Anglo-Saxon runes were used up untill around the 10th century in the Anglo-Saxon parts of the British Isles. In England, their use was somewhat ironically banned by king Canute. They were still allowed in Scandinavia, though, and were in common use throughout the Middle Ages. Christian runestones were not excatly rare, either. (google image search "christian runestones" for yourself, if you like) Or early 13th cent. Danish church bells:
http://www.arild-hauge.com/arild-hauge/ ... _NMC_2.jpg
(somewhat large picture. Text invokes the Virgin Mary)
And it would be imprecise to simply say that "
they" (meaning "the" Anglo-Saxons) learned Latin. A few
who became clergy, and a very few select others (some nobles and kings) did. As was the case for everybody else in Western Europe, tbh.

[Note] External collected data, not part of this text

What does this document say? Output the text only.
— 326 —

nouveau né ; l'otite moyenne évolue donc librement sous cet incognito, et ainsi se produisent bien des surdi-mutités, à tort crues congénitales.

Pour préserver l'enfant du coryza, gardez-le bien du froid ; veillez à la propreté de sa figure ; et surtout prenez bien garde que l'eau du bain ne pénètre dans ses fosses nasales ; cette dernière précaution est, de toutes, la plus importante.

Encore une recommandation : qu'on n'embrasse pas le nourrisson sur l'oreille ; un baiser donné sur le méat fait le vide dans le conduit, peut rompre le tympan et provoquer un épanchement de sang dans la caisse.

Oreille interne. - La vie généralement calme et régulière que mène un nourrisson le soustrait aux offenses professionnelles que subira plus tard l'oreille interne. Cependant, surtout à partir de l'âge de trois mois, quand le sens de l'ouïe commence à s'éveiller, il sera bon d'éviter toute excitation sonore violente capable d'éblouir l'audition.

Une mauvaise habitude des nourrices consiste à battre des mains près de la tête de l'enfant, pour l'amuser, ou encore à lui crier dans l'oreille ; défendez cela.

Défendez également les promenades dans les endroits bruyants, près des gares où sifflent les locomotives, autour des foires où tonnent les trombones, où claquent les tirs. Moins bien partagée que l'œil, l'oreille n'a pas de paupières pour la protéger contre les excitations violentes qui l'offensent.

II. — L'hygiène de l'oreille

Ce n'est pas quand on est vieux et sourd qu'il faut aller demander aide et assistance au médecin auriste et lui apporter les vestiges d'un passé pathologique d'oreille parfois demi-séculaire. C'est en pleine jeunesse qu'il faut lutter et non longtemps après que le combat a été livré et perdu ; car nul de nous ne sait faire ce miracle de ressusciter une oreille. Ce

It would be cheaper and more practical to learn a living language used by - say the people you made most of your deals with, as opposed to having to spend money on tutoring in proper Latin, if you need a trade language. That's great if you're a Venetian merchant prince, but if you're a Welsh merchant just selling salted cod to Bretons on the other side of the English Channel, you might stick with learning another language simply by ear and through speaking with others. Saves you the trouble of having to learn how to read, as well.

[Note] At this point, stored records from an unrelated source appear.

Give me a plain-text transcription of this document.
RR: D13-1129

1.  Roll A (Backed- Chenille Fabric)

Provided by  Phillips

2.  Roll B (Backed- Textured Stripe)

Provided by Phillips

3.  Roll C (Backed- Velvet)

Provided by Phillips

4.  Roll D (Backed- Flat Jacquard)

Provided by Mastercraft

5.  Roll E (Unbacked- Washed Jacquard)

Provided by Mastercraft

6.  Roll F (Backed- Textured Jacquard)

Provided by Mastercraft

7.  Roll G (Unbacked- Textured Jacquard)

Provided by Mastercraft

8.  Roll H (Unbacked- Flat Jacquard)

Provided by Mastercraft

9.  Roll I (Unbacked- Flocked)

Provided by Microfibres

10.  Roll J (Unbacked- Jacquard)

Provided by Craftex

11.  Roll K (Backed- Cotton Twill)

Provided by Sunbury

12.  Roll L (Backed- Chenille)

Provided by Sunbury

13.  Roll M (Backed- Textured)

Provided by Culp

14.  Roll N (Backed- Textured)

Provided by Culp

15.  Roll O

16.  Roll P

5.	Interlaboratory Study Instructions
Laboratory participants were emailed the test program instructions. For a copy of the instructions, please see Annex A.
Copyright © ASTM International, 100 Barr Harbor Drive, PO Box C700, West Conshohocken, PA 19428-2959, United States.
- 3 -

Otern wrote:Well yeah. But I'm not exactly sure how common literacy was before Christianity. Kind of hard to say, since most of the written records weren't books or anything like that, just messages on sticks. So people could definitely read and write, but there's no way of saying how many of them could.
Well, there is one curious example of the degree of runic literacy among Viking Age Swedes:
http://fof.se/tidning/2010/7/att-lasa-mellan-runorna
To recap that article, Viking Age Swedes carved runestones using genuine, or even made up runestones, without being able to actually spell. Apparantly on more than one occasion, which leads the archaeologist in question to conclude that the target
audience generally couldn't read, but that it would have been prestigious to be able to (why else carve a fake runestone, after all, if you don't get prestige for it? )
Hwen Hoshino wrote:The Mongols also tended to not keep records.
https://en.wikipedia.org/wiki/Mongolian_script
It would have been kind of...
impossible to manage an empire the size of the Mongol empire without record keeping. Unless you don't want to know if your subjects have paid their taxes and tithes.
Fame is not flattery. Respect is not agreement.